Und Kochbücher? Klar! Aussuchen tue ich sie häufig danach, ob sie sinnvoll sind – etwa zum Thema Resteverwertung. Oder nach von uns favorisierten Kochrichtungen wie etwa Indisch. Oder nach Zubereitungsarten wie etwa Quiche, die ich liebe oder nach Schnelligkeit. Stelle ich fest, dass ich Kochbücher über längere Zeit gar nicht verwende, verkaufe ich sie übrigens weiter. Es gibt einfach nicht genug Platz für eine Million Kochbücher, von denen man dann 90% nicht benutzt.

Einige, die ich aber sehr häufig benutze sind:

Brot backen – blitzschnell Verschiedenste salzige und süße Brote, die in knapp einer Stunde fertig sind. Super, und vor allem: größtenteils ohne Hefe, meinen alten Feind!

Quiches & Tartes
– mittlerweile vergriffen, weil es nämlich so super gut ist. Wer Quiche liebt, sollte dieses Buch mal anschauen!
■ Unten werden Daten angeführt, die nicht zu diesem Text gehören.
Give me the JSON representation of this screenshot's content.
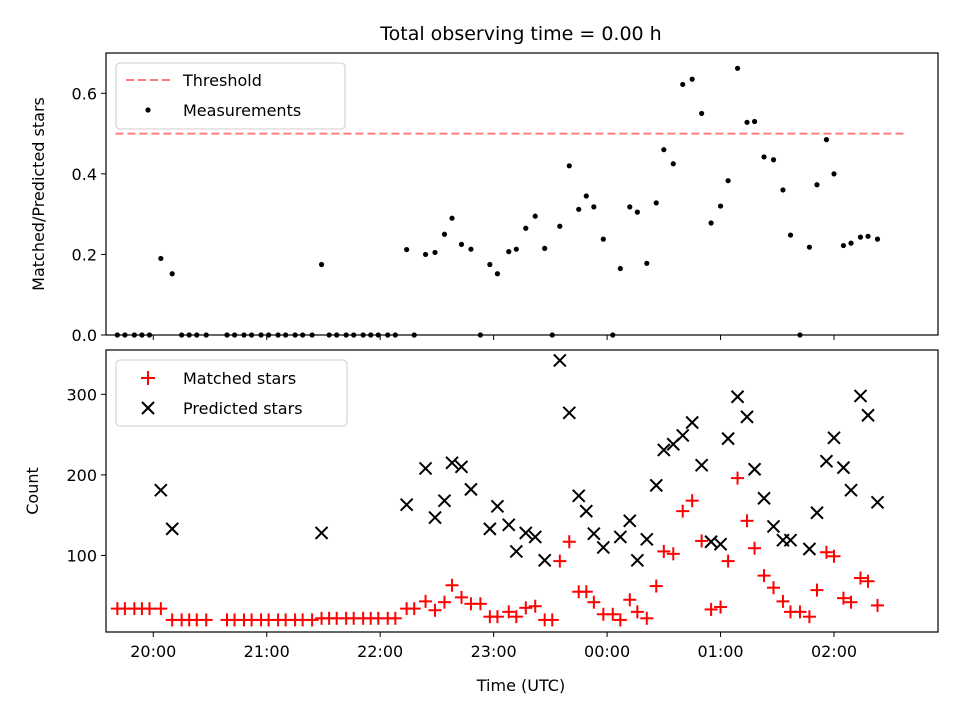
{
  "chart_data": [
    {
      "type": "scatter",
      "title": "Total observing time = 0.00 h",
      "xlabel": "",
      "ylabel": "Matched/Predicted stars",
      "xlim": [
        "19:35",
        "02:55"
      ],
      "ylim": [
        0,
        0.7
      ],
      "yticks": [
        "0.0",
        "0.2",
        "0.4",
        "0.6"
      ],
      "grid": false,
      "legend": {
        "position": "top-left",
        "entries": [
          {
            "label": "Threshold",
            "marker": "dashed-line",
            "color": "#ff7b7b"
          },
          {
            "label": "Measurements",
            "marker": "dot",
            "color": "#000000"
          }
        ]
      },
      "threshold": {
        "name": "Threshold",
        "y": 0.5,
        "x": [
          "19:40",
          "02:38"
        ],
        "color": "#ff7b7b"
      },
      "series": [
        {
          "name": "Measurements",
          "color": "#000000",
          "points": [
            [
              "19:41",
              0
            ],
            [
              "19:45",
              0
            ],
            [
              "19:50",
              0
            ],
            [
              "19:54",
              0
            ],
            [
              "19:58",
              0
            ],
            [
              "20:04",
              0.19
            ],
            [
              "20:10",
              0.152
            ],
            [
              "20:15",
              0
            ],
            [
              "20:19",
              0
            ],
            [
              "20:23",
              0
            ],
            [
              "20:28",
              0
            ],
            [
              "20:39",
              0
            ],
            [
              "20:43",
              0
            ],
            [
              "20:48",
              0
            ],
            [
              "20:52",
              0
            ],
            [
              "20:57",
              0
            ],
            [
              "21:01",
              0
            ],
            [
              "21:06",
              0
            ],
            [
              "21:10",
              0
            ],
            [
              "21:15",
              0
            ],
            [
              "21:19",
              0
            ],
            [
              "21:24",
              0
            ],
            [
              "21:29",
              0.175
            ],
            [
              "21:33",
              0
            ],
            [
              "21:37",
              0
            ],
            [
              "21:42",
              0
            ],
            [
              "21:46",
              0
            ],
            [
              "21:51",
              0
            ],
            [
              "21:55",
              0
            ],
            [
              "21:59",
              0
            ],
            [
              "22:04",
              0
            ],
            [
              "22:08",
              0
            ],
            [
              "22:14",
              0.212
            ],
            [
              "22:18",
              0
            ],
            [
              "22:24",
              0.2
            ],
            [
              "22:29",
              0.205
            ],
            [
              "22:34",
              0.25
            ],
            [
              "22:38",
              0.29
            ],
            [
              "22:43",
              0.225
            ],
            [
              "22:48",
              0.213
            ],
            [
              "22:53",
              0
            ],
            [
              "22:58",
              0.175
            ],
            [
              "23:02",
              0.152
            ],
            [
              "23:08",
              0.207
            ],
            [
              "23:12",
              0.213
            ],
            [
              "23:17",
              0.265
            ],
            [
              "23:22",
              0.295
            ],
            [
              "23:27",
              0.215
            ],
            [
              "23:31",
              0
            ],
            [
              "23:35",
              0.27
            ],
            [
              "23:40",
              0.42
            ],
            [
              "23:45",
              0.312
            ],
            [
              "23:49",
              0.345
            ],
            [
              "23:53",
              0.318
            ],
            [
              "23:58",
              0.238
            ],
            [
              "00:03",
              0
            ],
            [
              "00:07",
              0.165
            ],
            [
              "00:12",
              0.318
            ],
            [
              "00:16",
              0.305
            ],
            [
              "00:21",
              0.178
            ],
            [
              "00:26",
              0.328
            ],
            [
              "00:30",
              0.46
            ],
            [
              "00:35",
              0.425
            ],
            [
              "00:40",
              0.622
            ],
            [
              "00:45",
              0.635
            ],
            [
              "00:50",
              0.55
            ],
            [
              "00:55",
              0.278
            ],
            [
              "01:00",
              0.32
            ],
            [
              "01:04",
              0.383
            ],
            [
              "01:09",
              0.662
            ],
            [
              "01:14",
              0.528
            ],
            [
              "01:18",
              0.53
            ],
            [
              "01:23",
              0.442
            ],
            [
              "01:28",
              0.435
            ],
            [
              "01:33",
              0.36
            ],
            [
              "01:37",
              0.248
            ],
            [
              "01:42",
              0
            ],
            [
              "01:47",
              0.218
            ],
            [
              "01:51",
              0.373
            ],
            [
              "01:56",
              0.485
            ],
            [
              "02:00",
              0.4
            ],
            [
              "02:05",
              0.222
            ],
            [
              "02:09",
              0.228
            ],
            [
              "02:14",
              0.243
            ],
            [
              "02:18",
              0.245
            ],
            [
              "02:23",
              0.238
            ]
          ]
        }
      ]
    },
    {
      "type": "scatter",
      "title": "",
      "xlabel": "Time (UTC)",
      "ylabel": "Count",
      "xlim": [
        "19:35",
        "02:55"
      ],
      "ylim": [
        5,
        355
      ],
      "xticks": [
        "20:00",
        "21:00",
        "22:00",
        "23:00",
        "00:00",
        "01:00",
        "02:00"
      ],
      "yticks": [
        "100",
        "200",
        "300"
      ],
      "grid": false,
      "legend": {
        "position": "top-left",
        "entries": [
          {
            "label": "Matched stars",
            "marker": "plus",
            "color": "#ff0000"
          },
          {
            "label": "Predicted stars",
            "marker": "cross",
            "color": "#000000"
          }
        ]
      },
      "series": [
        {
          "name": "Matched stars",
          "marker": "plus",
          "color": "#ff0000",
          "points": [
            [
              "19:41",
              34
            ],
            [
              "19:45",
              34
            ],
            [
              "19:50",
              34
            ],
            [
              "19:54",
              34
            ],
            [
              "19:58",
              34
            ],
            [
              "20:04",
              34
            ],
            [
              "20:10",
              20
            ],
            [
              "20:15",
              20
            ],
            [
              "20:19",
              20
            ],
            [
              "20:23",
              20
            ],
            [
              "20:28",
              20
            ],
            [
              "20:39",
              20
            ],
            [
              "20:43",
              20
            ],
            [
              "20:48",
              20
            ],
            [
              "20:52",
              20
            ],
            [
              "20:57",
              20
            ],
            [
              "21:01",
              20
            ],
            [
              "21:06",
              20
            ],
            [
              "21:10",
              20
            ],
            [
              "21:15",
              20
            ],
            [
              "21:19",
              20
            ],
            [
              "21:24",
              20
            ],
            [
              "21:29",
              22
            ],
            [
              "21:33",
              22
            ],
            [
              "21:37",
              22
            ],
            [
              "21:42",
              22
            ],
            [
              "21:46",
              22
            ],
            [
              "21:51",
              22
            ],
            [
              "21:55",
              22
            ],
            [
              "21:59",
              22
            ],
            [
              "22:04",
              22
            ],
            [
              "22:08",
              22
            ],
            [
              "22:14",
              34
            ],
            [
              "22:18",
              34
            ],
            [
              "22:24",
              43
            ],
            [
              "22:29",
              32
            ],
            [
              "22:34",
              42
            ],
            [
              "22:38",
              63
            ],
            [
              "22:43",
              48
            ],
            [
              "22:48",
              40
            ],
            [
              "22:53",
              40
            ],
            [
              "22:58",
              24
            ],
            [
              "23:02",
              24
            ],
            [
              "23:08",
              30
            ],
            [
              "23:12",
              24
            ],
            [
              "23:17",
              35
            ],
            [
              "23:22",
              37
            ],
            [
              "23:27",
              20
            ],
            [
              "23:31",
              20
            ],
            [
              "23:35",
              93
            ],
            [
              "23:40",
              117
            ],
            [
              "23:45",
              55
            ],
            [
              "23:49",
              55
            ],
            [
              "23:53",
              42
            ],
            [
              "23:58",
              27
            ],
            [
              "00:03",
              27
            ],
            [
              "00:07",
              20
            ],
            [
              "00:12",
              45
            ],
            [
              "00:16",
              30
            ],
            [
              "00:21",
              22
            ],
            [
              "00:26",
              62
            ],
            [
              "00:30",
              105
            ],
            [
              "00:35",
              102
            ],
            [
              "00:40",
              155
            ],
            [
              "00:45",
              168
            ],
            [
              "00:50",
              118
            ],
            [
              "00:55",
              33
            ],
            [
              "01:00",
              36
            ],
            [
              "01:04",
              93
            ],
            [
              "01:09",
              196
            ],
            [
              "01:14",
              143
            ],
            [
              "01:18",
              109
            ],
            [
              "01:23",
              75
            ],
            [
              "01:28",
              60
            ],
            [
              "01:33",
              43
            ],
            [
              "01:37",
              30
            ],
            [
              "01:42",
              30
            ],
            [
              "01:47",
              24
            ],
            [
              "01:51",
              57
            ],
            [
              "01:56",
              104
            ],
            [
              "02:00",
              99
            ],
            [
              "02:05",
              47
            ],
            [
              "02:09",
              42
            ],
            [
              "02:14",
              72
            ],
            [
              "02:18",
              68
            ],
            [
              "02:23",
              38
            ]
          ]
        },
        {
          "name": "Predicted stars",
          "marker": "cross",
          "color": "#000000",
          "points": [
            [
              "20:04",
              181
            ],
            [
              "20:10",
              133
            ],
            [
              "21:29",
              128
            ],
            [
              "22:14",
              163
            ],
            [
              "22:24",
              208
            ],
            [
              "22:29",
              147
            ],
            [
              "22:34",
              168
            ],
            [
              "22:38",
              215
            ],
            [
              "22:43",
              210
            ],
            [
              "22:48",
              182
            ],
            [
              "22:58",
              133
            ],
            [
              "23:02",
              161
            ],
            [
              "23:08",
              138
            ],
            [
              "23:12",
              105
            ],
            [
              "23:17",
              128
            ],
            [
              "23:22",
              123
            ],
            [
              "23:27",
              94
            ],
            [
              "23:35",
              342
            ],
            [
              "23:40",
              277
            ],
            [
              "23:45",
              174
            ],
            [
              "23:49",
              155
            ],
            [
              "23:53",
              127
            ],
            [
              "23:58",
              110
            ],
            [
              "00:07",
              123
            ],
            [
              "00:12",
              143
            ],
            [
              "00:16",
              94
            ],
            [
              "00:21",
              120
            ],
            [
              "00:26",
              187
            ],
            [
              "00:30",
              231
            ],
            [
              "00:35",
              238
            ],
            [
              "00:40",
              249
            ],
            [
              "00:45",
              265
            ],
            [
              "00:50",
              212
            ],
            [
              "00:55",
              117
            ],
            [
              "01:00",
              114
            ],
            [
              "01:04",
              245
            ],
            [
              "01:09",
              297
            ],
            [
              "01:14",
              272
            ],
            [
              "01:18",
              207
            ],
            [
              "01:23",
              171
            ],
            [
              "01:28",
              136
            ],
            [
              "01:33",
              119
            ],
            [
              "01:37",
              119
            ],
            [
              "01:47",
              108
            ],
            [
              "01:51",
              153
            ],
            [
              "01:56",
              217
            ],
            [
              "02:00",
              246
            ],
            [
              "02:05",
              209
            ],
            [
              "02:09",
              181
            ],
            [
              "02:14",
              298
            ],
            [
              "02:18",
              274
            ],
            [
              "02:23",
              166
            ]
          ]
        }
      ]
    }
  ]
}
Zum Thema Resteverwertung empfehle ich einerseits „Restlos!: Clever kochen mit Resten“ – ein wirklich schlaues Buch mit vielen super Ideen wie man etwa Gemüseteile oder übrig Gebliebenes komplett verwerten kann. Klasse!
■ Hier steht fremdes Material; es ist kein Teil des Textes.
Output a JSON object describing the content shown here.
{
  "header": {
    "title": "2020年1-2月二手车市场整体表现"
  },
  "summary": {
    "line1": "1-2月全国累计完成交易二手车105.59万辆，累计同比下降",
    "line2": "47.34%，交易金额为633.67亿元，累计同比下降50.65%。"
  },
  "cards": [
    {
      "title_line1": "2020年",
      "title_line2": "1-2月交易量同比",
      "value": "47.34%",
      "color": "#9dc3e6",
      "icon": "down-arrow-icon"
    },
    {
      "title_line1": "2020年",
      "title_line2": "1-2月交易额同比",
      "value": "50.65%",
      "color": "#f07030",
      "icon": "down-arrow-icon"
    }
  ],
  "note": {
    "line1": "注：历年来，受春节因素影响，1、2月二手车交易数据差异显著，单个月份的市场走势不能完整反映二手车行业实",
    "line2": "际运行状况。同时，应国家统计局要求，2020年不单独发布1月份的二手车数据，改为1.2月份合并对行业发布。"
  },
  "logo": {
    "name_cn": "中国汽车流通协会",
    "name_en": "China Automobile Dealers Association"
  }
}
In eine ähnliche Kerbe schlägt Kochen (fast) ohne Geld: 70 Genießerrezepte. Wie Sie günstig kochen, ohne am Geschmack zu sparen. Der Autor, selbst Koch, zeigt hier ganz alte, aber häufig komplett vergessene Tricks aus Essen das Meiste herauszuholen. Ein ganz großartiges Buch!
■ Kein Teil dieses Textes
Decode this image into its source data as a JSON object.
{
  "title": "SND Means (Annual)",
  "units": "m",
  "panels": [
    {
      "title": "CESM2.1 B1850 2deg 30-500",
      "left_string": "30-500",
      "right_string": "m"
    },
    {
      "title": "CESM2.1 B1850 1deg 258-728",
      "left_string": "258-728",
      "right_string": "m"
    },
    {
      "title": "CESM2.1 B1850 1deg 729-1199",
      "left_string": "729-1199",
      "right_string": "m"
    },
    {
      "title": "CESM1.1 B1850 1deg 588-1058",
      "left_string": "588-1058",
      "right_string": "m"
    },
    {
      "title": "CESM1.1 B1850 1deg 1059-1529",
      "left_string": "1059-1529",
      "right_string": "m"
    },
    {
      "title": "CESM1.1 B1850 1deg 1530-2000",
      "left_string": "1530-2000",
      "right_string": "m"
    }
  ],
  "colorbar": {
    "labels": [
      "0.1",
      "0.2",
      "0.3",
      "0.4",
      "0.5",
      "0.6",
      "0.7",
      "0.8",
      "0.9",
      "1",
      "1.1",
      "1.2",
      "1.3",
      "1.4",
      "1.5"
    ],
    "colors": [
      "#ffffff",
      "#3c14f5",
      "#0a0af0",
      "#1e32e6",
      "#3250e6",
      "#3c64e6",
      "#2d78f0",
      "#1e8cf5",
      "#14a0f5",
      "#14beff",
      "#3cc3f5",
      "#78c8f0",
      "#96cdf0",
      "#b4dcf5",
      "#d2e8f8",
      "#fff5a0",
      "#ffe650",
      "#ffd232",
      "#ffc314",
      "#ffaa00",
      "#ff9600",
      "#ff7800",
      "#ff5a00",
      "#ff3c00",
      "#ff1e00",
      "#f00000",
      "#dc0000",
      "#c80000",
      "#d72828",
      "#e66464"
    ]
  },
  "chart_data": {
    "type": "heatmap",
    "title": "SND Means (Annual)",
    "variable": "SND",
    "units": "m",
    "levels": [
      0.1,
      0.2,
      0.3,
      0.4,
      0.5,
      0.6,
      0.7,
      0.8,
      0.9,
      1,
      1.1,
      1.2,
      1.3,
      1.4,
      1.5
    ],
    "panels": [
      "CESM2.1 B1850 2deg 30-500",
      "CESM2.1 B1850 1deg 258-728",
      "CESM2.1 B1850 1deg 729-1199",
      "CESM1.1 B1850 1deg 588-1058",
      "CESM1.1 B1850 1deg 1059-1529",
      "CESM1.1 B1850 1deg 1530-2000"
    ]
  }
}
Ansonsten bemühe ich auch gerne mein altes Kochbuch von der Ur-Ur-Oma: Praktisches Kochbuch für die gewöhnliche und feinere Küche: Mit besonderer Berucksichtigung der Anfangerinnen und angehenden Hausfrauen von Frau Davidis.
Dieses Buch ist nun seit fast hundert Jahren in Familienbesitz. Jetzt wohnt es, restauriert, bei mir und gibt immer noch Tipps und Anregungen zum Thema „wirtschaftlich kochen“, „über das Schmücken der Tafel“ und zur Auswahl des frischesten Geflügels: „Pusten Sie in die Brustfedern des Huhnes, heben sich diese ist das Tier frisch. Liegen sie grünlich an und riechen, sollten Sie das Tier nicht kaufen“. Danke, Frau Davidis!

Habe ich Fragen zur bolivianischen Küche, konsultiere ich mein sehr pragmatisches bolivianisches Kochbuch von Aida Aguirre Viuda de Achá. Schlicht und simpel, kaum Fotos, dafür pragmatische kurze Kochanleitungen. Klasse!